In his recent mailer, Dyster does not mention any of this. He merely says we are liars and now, finally, says he will not have a canoe launch or parking lot in Jayne Park. Why did it take him almost three years to write this letter? Why did he let the people of Cayuga Island wait and wonder and anguish about the fate of Jayne Park? Now that he sent the mailer, should they stop worrying?
Obviously, Dyster's mailer has more to do with the fact he is running for re-election and less to do with the concerns of Cayuga Island residents. Dyster must be aware that many on Cayuga Island have said they will not vote for him because of his trickery about Jayne Park.
Dyster tried a shifty ruse. He said in the mailer that the Jayne Park plan residents hated so much was not his plan, but a plan from a previous administration.
It is half true. Back in 2001, before Dyster was mayor, there was a less-invasive plan designed by longtime City Planner Tom De Santis. It had been lying dead for years.
De Santis revived and revised the Jayne Park plan during the Dyster administration, in 2008, adding parking, tree removal, shoreline development, restrooms, picnic shelters and more paved trails.
The changes were needed to spend all the Greenway grant, and the result would be to convert Jayne Park completely from a quiet neighborhood park to an exciting regional park.
Regardless of whose plan it was, Dyster and De Santis were still the sole forces behind trying to get the plan implemented. That, too, Dyster did not mention in his mailer.
Residents should re-read the mailer and see how Dyster, who tried to get this plan implemented, until the residents objected en masse, is now trying to convince them that the plan came from another mayor and another time, and that he had nothing whatsoever to do with it. To hear him tell it, he was just another innocent victim, like the residents, of the Jayne Park plan.
A brazen lie. Who is that stupid? Who votes for a man so self-serving and dishonest?

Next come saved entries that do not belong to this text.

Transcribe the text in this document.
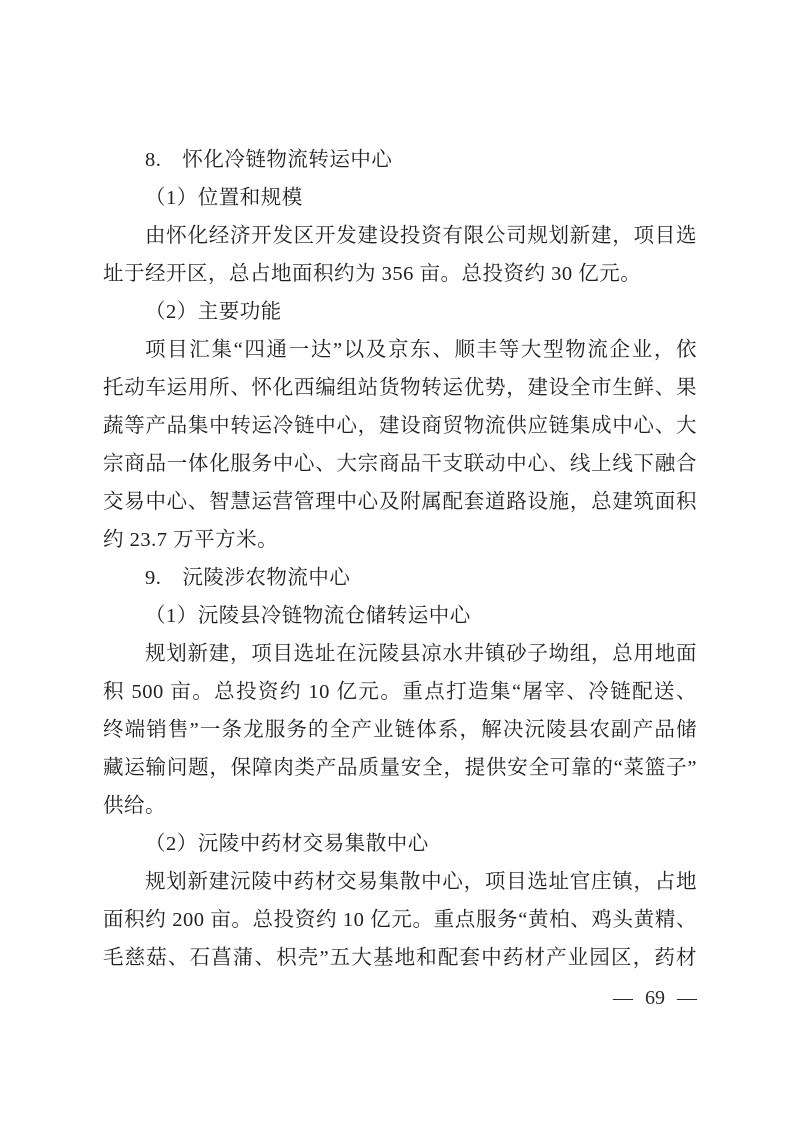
8.　怀化冷链物流转运中心
（1）位置和规模
由怀化经济开发区开发建设投资有限公司规划新建，项目选
址于经开区，总占地面积约为 356 亩。总投资约 30 亿元。
（2）主要功能
项目汇集“四通一达”以及京东、顺丰等大型物流企业，依
托动车运用所、怀化西编组站货物转运优势，建设全市生鲜、果
蔬等产品集中转运冷链中心，建设商贸物流供应链集成中心、大
宗商品一体化服务中心、大宗商品干支联动中心、线上线下融合
交易中心、智慧运营管理中心及附属配套道路设施，总建筑面积
约 23.7 万平方米。
9.　沅陵涉农物流中心
（1）沅陵县冷链物流仓储转运中心
规划新建，项目选址在沅陵县凉水井镇砂子坳组，总用地面
积 500 亩。总投资约 10 亿元。重点打造集“屠宰、冷链配送、
终端销售”一条龙服务的全产业链体系，解决沅陵县农副产品储
藏运输问题，保障肉类产品质量安全，提供安全可靠的“菜篮子”
供给。
（2）沅陵中药材交易集散中心
规划新建沅陵中药材交易集散中心，项目选址官庄镇，占地
面积约 200 亩。总投资约 10 亿元。重点服务“黄柏、鸡头黄精、
毛慈菇、石菖蒲、枳壳”五大基地和配套中药材产业园区，药材
— 69 —
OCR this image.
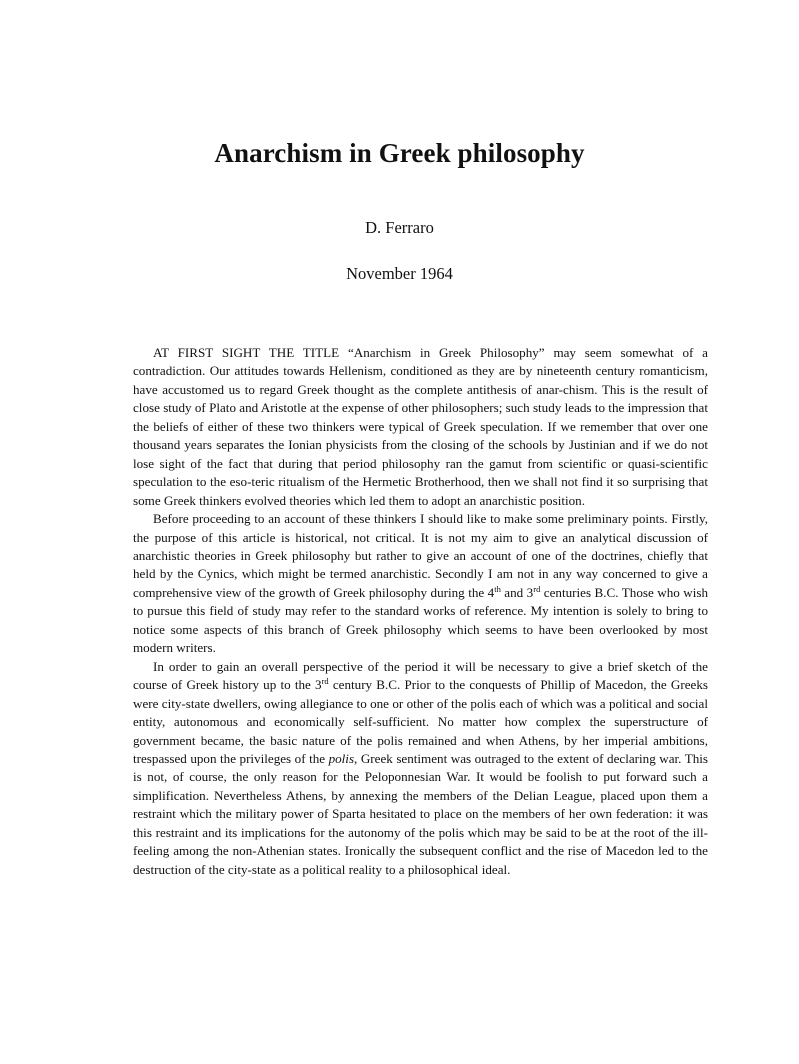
Anarchism in Greek philosophy
D. Ferraro
November 1964

AT FIRST SIGHT THE TITLE “Anarchism in Greek Philosophy” may seem somewhat of a contradiction. Our attitudes towards Hellenism, conditioned as they are by nineteenth century romanticism, have accustomed us to regard Greek thought as the complete antithesis of anar-chism. This is the result of close study of Plato and Aristotle at the expense of other philosophers; such study leads to the impression that the beliefs of either of these two thinkers were typical of Greek speculation. If we remember that over one thousand years separates the Ionian physicists from the closing of the schools by Justinian and if we do not lose sight of the fact that during that period philosophy ran the gamut from scientific or quasi-scientific speculation to the eso-teric ritualism of the Hermetic Brotherhood, then we shall not find it so surprising that some Greek thinkers evolved theories which led them to adopt an anarchistic position.

Before proceeding to an account of these thinkers I should like to make some preliminary points. Firstly, the purpose of this article is historical, not critical. It is not my aim to give an analytical discussion of anarchistic theories in Greek philosophy but rather to give an account of one of the doctrines, chiefly that held by the Cynics, which might be termed anarchistic. Secondly I am not in any way concerned to give a comprehensive view of the growth of Greek philosophy during the 4th and 3rd centuries B.C. Those who wish to pursue this field of study may refer to the standard works of reference. My intention is solely to bring to notice some aspects of this branch of Greek philosophy which seems to have been overlooked by most modern writers.

In order to gain an overall perspective of the period it will be necessary to give a brief sketch of the course of Greek history up to the 3rd century B.C. Prior to the conquests of Phillip of Macedon, the Greeks were city-state dwellers, owing allegiance to one or other of the polis each of which was a political and social entity, autonomous and economically self-sufficient. No matter how complex the superstructure of government became, the basic nature of the polis remained and when Athens, by her imperial ambitions, trespassed upon the privileges of the polis, Greek sentiment was outraged to the extent of declaring war. This is not, of course, the only reason for the Peloponnesian War. It would be foolish to put forward such a simplification. Nevertheless Athens, by annexing the members of the Delian League, placed upon them a restraint which the military power of Sparta hesitated to place on the members of her own federation: it was this restraint and its implications for the autonomy of the polis which may be said to be at the root of the ill-feeling among the non-Athenian states. Ironically the subsequent conflict and the rise of Macedon led to the destruction of the city-state as a political reality to a philosophical ideal.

Dyster goes on to say in his mailer there will be no canoe launch or parking lot. He does not mention the possibility of enlarged restrooms, picnic stations, paved trails, and other changes that will be necessary to access the matching Greenway grant money of $145,000, which in turn can be used to help reward campaign contributors and wealthy Buffalo interests who have an abiding desire to get more canoe access points along the Little Niagara River.
Dyster also says in the mailer that he won't put in a "parking lot," but that does not mean he won't put in any parking. By definition, parking lots have certain specific design standards, but modified parking areas (including more street parking) have not been ruled out.
Had it not been for the "lying" Reporter, Dyster would not have addressed the issue at all. Jayne Park today might have 25-foot-tall floodlights to illuminate a beautiful paved parking lot, expansive picnic shelters, canoe launches, and perhaps happy beer-drinking revelers from all over the region at 2 a.m. on Saturday nights.
If Dyster is re-elected, he may reach out to residents, as he is doing now, to tell them about changes he may have in mind for Jayne Park. Maybe he will do nothing to Jayne Park, just like he now says.
Still, the money is there from a matching grant. He has not sent that back -- that is for sure.
You have to wonder. Early in his term, when it mattered to residents, he did not bother to send a single mailer mentioning the rather drastic changes proposed in Jayne Park. Now that he is preoccupied with getting re-elected, he sends out a last-minute mailer saying the Reporter lies and Jayne Park won't change.
If I were a Cayuga Island resident, I think I'd keep a watchful eye on Dyster in the event he is re-elected.
No, not just because of some last-minute election mailer; no, I don't think I'd take my eye off that ball.